Setelah keputusannya untuk berdialog dengan Taliban tahun lalu, AS juga mengumumkan awal tahun ini bahwa mereka akan menarik setengah dari empat belas ribu tentaranya yang ditempatkan di Afghanistan. Keputusan ini menimbulkan kritik luas bahkan di Amerika sendiri dan juga menyebabkan pengunduran diri Sekretaris Pertahanan Amerika, Jim Mattis. Sekali lagi, kritik berputar terutama di sekitar dua poin bahwa penarikan harus bertahap dan bahwa Washington harus mempertahankan kehadiran ofensif sampai terorisme sepenuhnya ditiadakan.

AS telah berhasil mengakhiri penahanan Taliban atas Afghanistan; meskipun demikian, Osama Bin Laden terus bersembunyi sampai 2011. Namun, AS tiba-tiba dan tidak terduga mulai mengalihkan fokusnya ke Irak yang akhirnya menyebabkan Perang Irak pada tahun 2003 dan kemudian berkontribusi pada peningkatan IS dan ‘kekhalifahannya. Mengingat latar belakang ini dan dengan petak besar Afghanistan masih di bawah pengaruh Taliban; tanpa integrasi Taliban ke dalam masyarakat Afghanistan arus utama, tidak akan kondusif bagi Amerika pada tahap ini untuk menarik diri dari negara yang dilanda perang. Ini khususnya terjadi ketika tetangga terdekat Afghanistan, Pakistan menjadikan terorisme sebagai instrumen kebijakan negaranya dan memiliki kepentingan dalam pembentukan dispensasi yang menguntungkan di Kabul. Pakistan akan terus berusaha untuk memenuhi rancangan jahatnya dengan cara apa pun yang hanya akan membuat lebih tidak stabil kawasan itu. Meskipun demikian, pencantuman Masood Azhar sebagai teroris global telah memberikan Islamabad kesempatan lain untuk bertindak tegas terhadap terorisme. Dalam terang fakta-fakta ini, Washington harus mempertimbangkan kembali penyimpangannya dan berdiri dengan komitmennya untuk menghapus terorisme dalam segala bentuk dan manifestasinya dari dunia.
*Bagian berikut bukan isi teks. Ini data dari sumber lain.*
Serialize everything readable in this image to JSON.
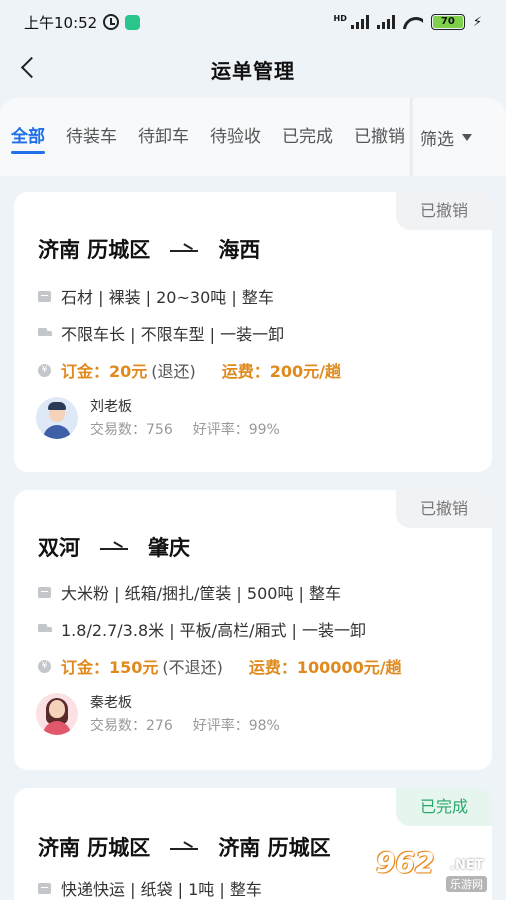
{
  "status_bar": {
    "time": "上午10:52",
    "hd": "HD",
    "battery": "70"
  },
  "header": {
    "title": "运单管理"
  },
  "tabs": [
    {
      "label": "全部",
      "active": true
    },
    {
      "label": "待装车"
    },
    {
      "label": "待卸车"
    },
    {
      "label": "待验收"
    },
    {
      "label": "已完成"
    },
    {
      "label": "已撤销"
    }
  ],
  "filter": {
    "label": "筛选"
  },
  "orders": [
    {
      "status": "已撤销",
      "route_from": "济南 历城区",
      "route_to": "海西",
      "goods": "石材 | 裸装 | 20~30吨 | 整车",
      "vehicle": "不限车长 | 不限车型 | 一装一卸",
      "deposit": "订金：20元",
      "deposit_note": "(退还)",
      "freight": "运费：200元/趟",
      "owner_name": "刘老板",
      "trades": "交易数：756",
      "rating": "好评率：99%"
    },
    {
      "status": "已撤销",
      "route_from": "双河",
      "route_to": "肇庆",
      "goods": "大米粉 | 纸箱/捆扎/筐装 | 500吨 | 整车",
      "vehicle": "1.8/2.7/3.8米 | 平板/高栏/厢式 | 一装一卸",
      "deposit": "订金：150元",
      "deposit_note": "(不退还)",
      "freight": "运费：100000元/趟",
      "owner_name": "秦老板",
      "trades": "交易数：276",
      "rating": "好评率：98%"
    },
    {
      "status": "已完成",
      "route_from": "济南 历城区",
      "route_to": "济南 历城区",
      "goods": "快递快运 | 纸袋 | 1吨 | 整车"
    }
  ],
  "watermark": {
    "logo": "962",
    "net": ".NET",
    "cn": "乐游网"
  },
  "colors": {
    "accent": "#1f6fe8",
    "price": "#e08a1d",
    "done": "#28a869"
  }
}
Ia juga berkuasa atas kekuatan-kekuatan besar untuk membujuk PBB untuk memperkuat mekanisme anti-terorismenya. Badan Dunia juga harus mengadopsi Konvensi Komprehensif tentang Terorisme Internasional (CCIT) yang diusulkan oleh India, beberapa dekade yang lalu. Ini bisa mengikat negara-negara untuk mengambil tindakan tegas terhadap terorisme tanpa pertimbangan geo-politik atau lainnya. Sekian.